BECKER, Thomas P., ExxonMobil Upstream Research Company, Houston, TX 77067, LYNDS, Ranie, Wyoming State Geological Survey, PO Box 1347, Laramie, WY 82073 and SPRINKEL, Douglas, Utah Geological Survey, 1594 W. North Temple, Suite 3110, Salt Lake City, UT 84114, thomas.p.becker@exxonmobil.com

The Eocene growth of the Uinta Mountains created a major topographic barrier that separated the greater Green River Basin (north) and Colorado River drainage network (south). Throughout the Oligocene, the Green River flowed southward from the Wind River Mountains to Green River, Wyoming, and then eastward through the Green River Basin. The Yampa River likely flowed west near its present course south of the Uintas, and may have been part of the headwaters for the Colorado/White River. Extensional collapse of the eastern Uintas created a half graben (Browns Park) that was subsequently filled with Browns Park Formation by the newly captured and rerouted Green River from the north.

Four samples of the Browns Park Formation from northeastern Utah and northwestern Colorado in Browns Park syncline as well as one from south-central Wyoming were collected for U-Pb detrital zircon age dating by LA-ICPMS. The radiometric ages, and their diversity, provide insight into the timing of diversion of the Green River drainage to the Browns Park depression. The youngest detrital zircon ages from near the base of the Browns Park Formation date the maximum age of the Browns Park Formation at 9.8 ± 2.8 Ma. A sample from near the top of the Browns Park Formation (northeastern Colorado) contains a zircon of 8.4 + 2 Ma. The detrital age populations also include Jurassic and Cretaceous ages found in the strata of the greater Green River Basin. The ages suggest that the Browns Park syncline, and collapse of the eastern Uintas, formed ~10 Ma.

Integration of the Green and Colorado River systems occurred at the intersection of Lodore Canyon with Browns Park, possibly coincident with the end of Browns Park Formation deposition. Hypotheses proposed by previous workers suggest river integration by spillover of the Green River from Browns Park or by headward erosion by a tributary of the Yampa River.

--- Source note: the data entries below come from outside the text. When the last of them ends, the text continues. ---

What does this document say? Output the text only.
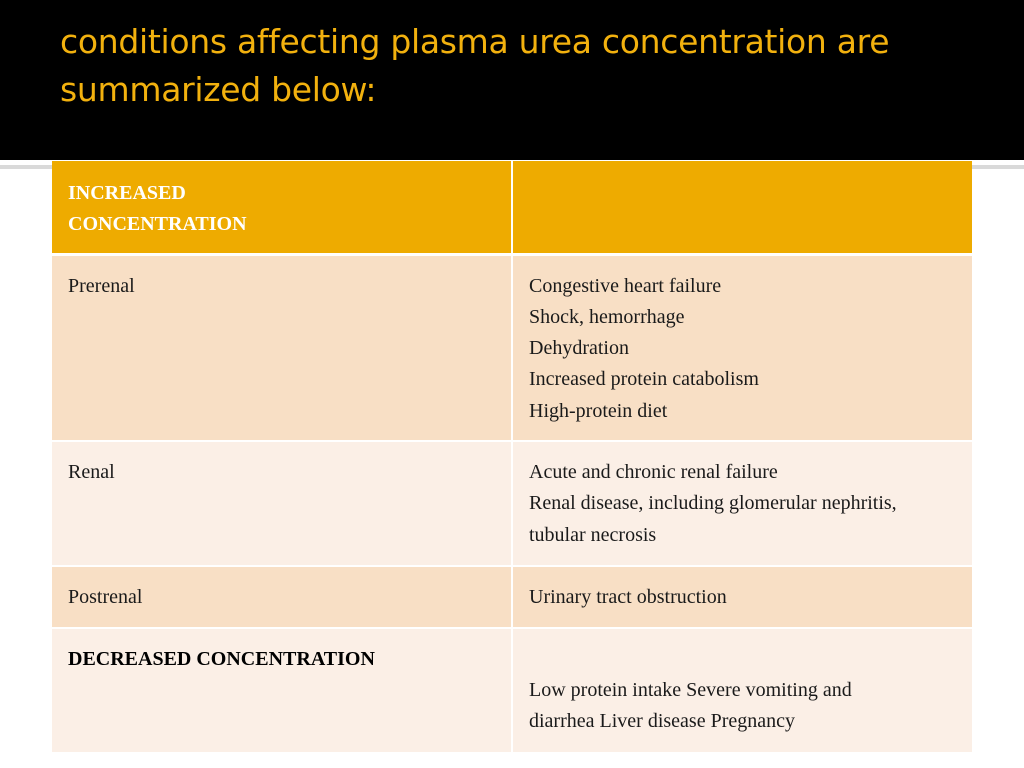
conditions affecting plasma urea concentration are summarized below:
INCREASED
CONCENTRATION	

Prerenal	Congestive heart failure
Shock, hemorrhage
Dehydration
Increased protein catabolism
High-protein diet

Renal	Acute and chronic renal failure
Renal disease, including glomerular nephritis,
tubular necrosis

Postrenal	Urinary tract obstruction

DECREASED CONCENTRATION	Low protein intake Severe vomiting and
diarrhea Liver disease Pregnancy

The eastern Uintas is one of several ranges, including the Granite, southern Wind River, and Owl Creek mountains, where WNW-striking contractional basement structures faltered in SSW regional tension at ~6–10 Ma. SSW-trending regional tension is coeval with basaltic magmatism in the Colorado Plateau attributed to continental mantle lithospheric delamination, suggesting a genetic linkage between “passive” lithospheric instabilities and landscape evolution.